For those who didn’t read my blogs on that topic (or didn’t find them that memorable!), contextual services are services delivered to an individual based on an inference of what the individual is trying to do, and designed to facilitate that action or action set. The foundation of this sort of service isn’t what you deliver, but how you know what to deliver, meaning how you can understand the context of the user of the service and interpret requests or inject information based on it.

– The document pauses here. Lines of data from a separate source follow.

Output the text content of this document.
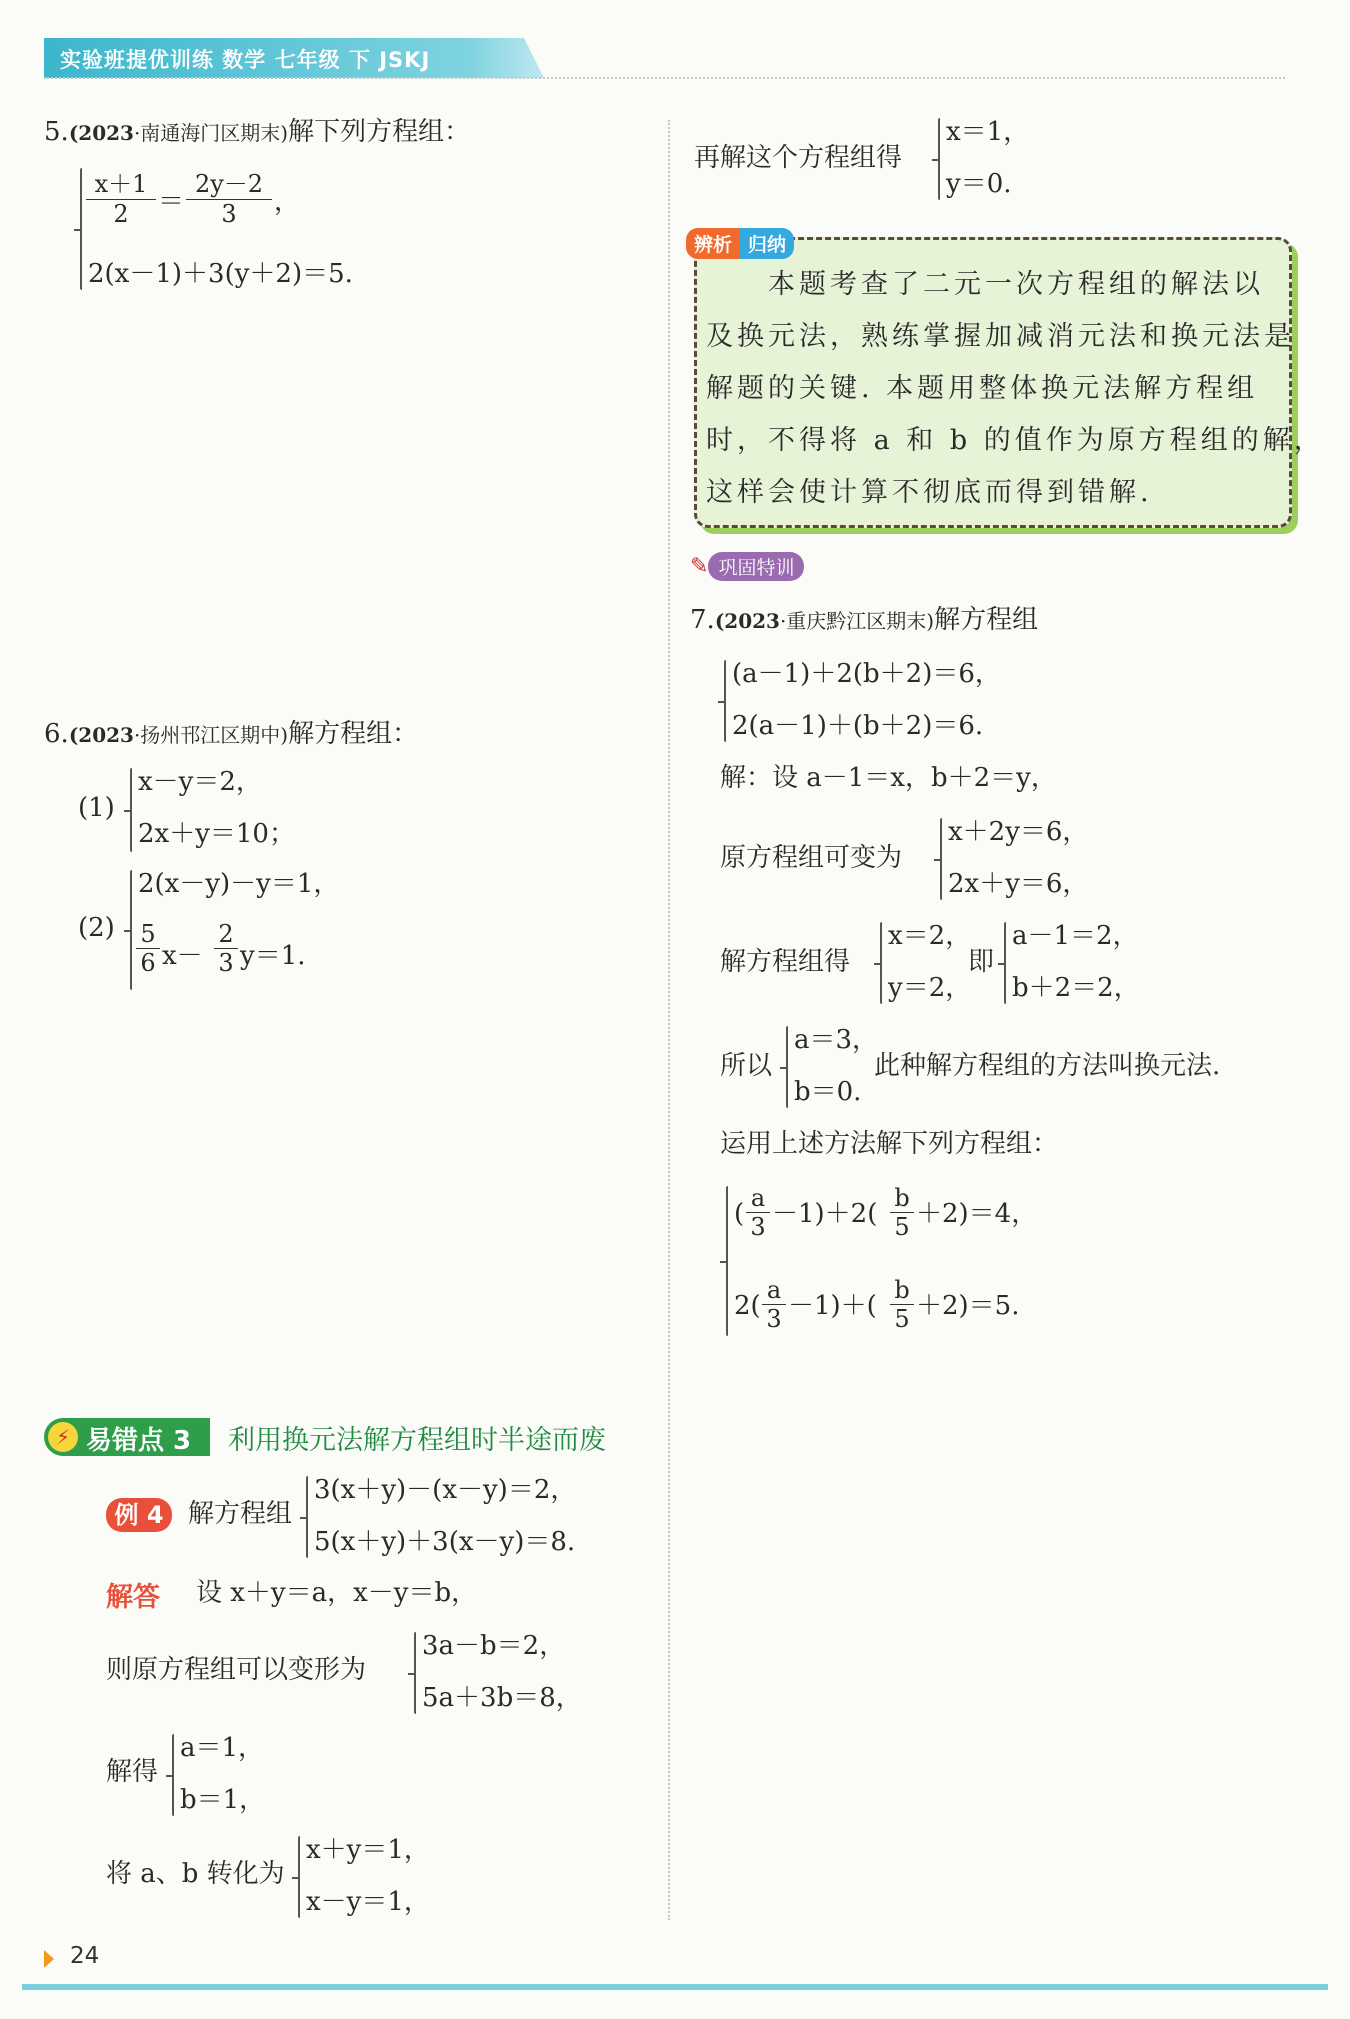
实验班提优训练 数学 七年级 下 JSKJ
5.(2023·南通海门区期末)解下列方程组：
$\frac{x+1}{2} = \frac{2y-2}{3}$ ，
2(x－1)＋3(y＋2)＝5.
6.(2023·扬州邗江区期中)解方程组：
(1)
x－y＝2，
2x＋y＝10；
(2)
2(x－y)－y＝1，
$\frac{5}{6} x- \frac{2}{3} y=1$.
⚡ 易错点 3 利用换元法解方程组时半途而废
例 4 解方程组
3(x＋y)－(x－y)＝2，
5(x＋y)＋3(x－y)＝8.
解答 设 x＋y＝a，x－y＝b，
则原方程组可以变形为
3a－b＝2，
5a＋3b＝8，
解得
a＝1，
b＝1，
将 a、b 转化为
x＋y＝1，
x－y＝1，
再解这个方程组得
x＝1，
y＝0.
辨析 归纳
　　本题考查了二元一次方程组的解法以
及换元法，熟练掌握加减消元法和换元法是
解题的关键. 本题用整体换元法解方程组
时，不得将 a 和 b 的值作为原方程组的解，
这样会使计算不彻底而得到错解.
✎ 巩固特训
7.(2023·重庆黔江区期末)解方程组
(a－1)＋2(b＋2)＝6，
2(a－1)＋(b＋2)＝6.
解：设 a－1＝x，b＋2＝y，
原方程组可变为
x＋2y＝6，
2x＋y＝6，
解方程组得
x＝2，
y＝2，
即
a－1＝2，
b＋2＝2，
所以
a＝3，
b＝0.
此种解方程组的方法叫换元法.
运用上述方法解下列方程组：
( $\frac{a}{3} -1)+2( \frac{b}{5} +2)=4$，
$2( \frac{a}{3} -1)+( \frac{b}{5} +2)=5$.
24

My presumption in the contextual services space has always been that the first step would be to apply contextual knowledge in creating a response to an explicit request. My friends in the personal assistant space have suggested that’s shooting behind the duck, that contextual services would necessarily be an evolution of the personal assistant, reflecting the assistant’s shift in role from asking questions to volunteering information.
This shift isn’t a universal factor in contextual services, it’s a factor in applications that involve voice communications between involved parties. If a worker is ranging through a railroad yard looking for an axle, the search isn’t likely to involve the worker asking the axle where it is, so there’s no voice to analyze. On the other hand, a discussion between two workers on how to find it could create a voice trail that would lead an augmented personal assistant to cut through the crap and tell the pair where the axle is likely to be found based on database records.
The reason this is important is that the pandemic and WFH have created an environment where collaboration via electronic means is more accepted; people are habituated to it. That could mean that they are more prepared for an aggressive personal assistant, and that their behavior is more likely to include significant conversational components that can be interpreted to determine context.
There are a lot of implications if it is true that Microsoft sees the conversational gold in Nuance. If conversation analysis can establish behavioral context reliably, then you could apply contextual computing to enhancing productivity or quality of life without having to deploy a vast number of sensors to develop a model of the real world and the user’s place in it. In fact, a conversational basis for context could be applied quickly to a small number of people, where something based on IoT or “information fields” created by retail operations could require considerable up-front investment to get to a point where a single user could be served. You might also promote edge computing, because one model of implementation would involve an edge-hosted “user agent” that did the conversational analysis and gathered the useful information for presentation.
There’s no assurance that this is what Microsoft sees in Nuance, of course. Corporations often have blinders on with respect to opportunity; they see the future as a linear evolution of their own past. Maybe Microsoft does believe that Dragon speech to text is worth twenty billion. I don’t think it is, and I’m hoping they see something more exciting instead.